2.2. Surgical Procedure

Local anesthesia was administered using an articaine hydrochloride/adrenaline solution at a concentration of 1:100,000 (Septanest, Saint-Maur-des-Fossés, Cedex, France), followed by the extraction of dental elements 1.3, 2.1, and the implant in the second quadrant (Figure 2a). The surgical site was then carefully debrided (Figure 2b) to remove all granulation tissue and stimulate bleeding from the bone marrow to promote faster and proper healing of the cavity while minimizing bone resorption. A temporary prosthesis was placed to promote proper tissue healing and meet the patient’s esthetic demands (Figure 2c).
Three months after the tooth extractions, a thorough radiographic evaluation (Cone Beam CT) was performed to assess the extent of the bone defect. The adjacent tooth was maintained in order to the initial bone defect increased the predictability of the subsequent bone regeneration procedure. The presence of adjacent bony peaks around the remaining teeth ensured a margin of vertical bone gain, essential for restoring adequate bone volume for implant placement. (Figure 3a–c) [13,14,15]. Following the elevation of a trapezoidal flap, the collapse of the vestibular bone wall and a substantial residual bone defect occurred.

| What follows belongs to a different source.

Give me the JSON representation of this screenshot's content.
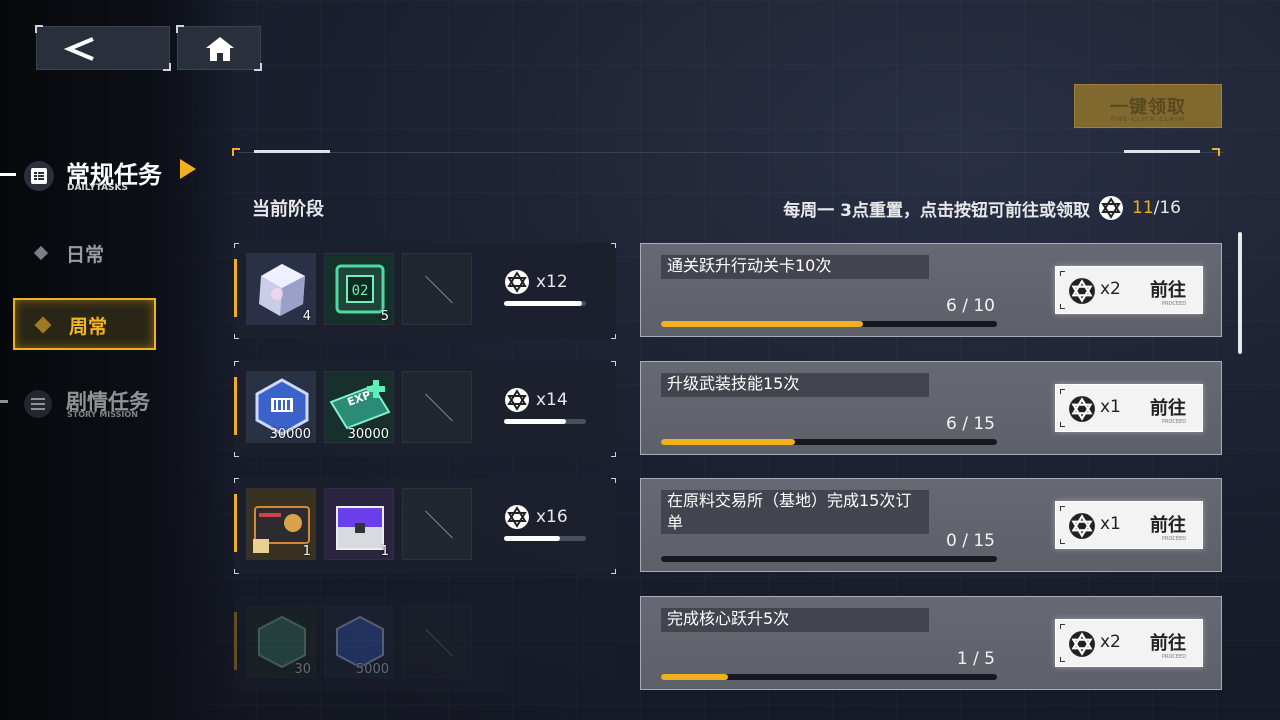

The implant at site 1.2 was carefully removed due to inadequate osseointegration [16]. At this stage, following thorough decontamination of the surgical site, the guided bone regeneration (GBR) procedure was started. As described by Simion et al. [16], in cases of extensive and non-space making defects, non-resorbable titanium-reinforced membranes are used to ensure stability of the bone graft, and adequate space for selective cellular repopulation [17,18]. Conversely, in the presence of space making defects, resorbable membranes are employed [19]. A good amount of soft tissue is desirable in order to promote a good healing of surgical site without membrane exposure [20,21].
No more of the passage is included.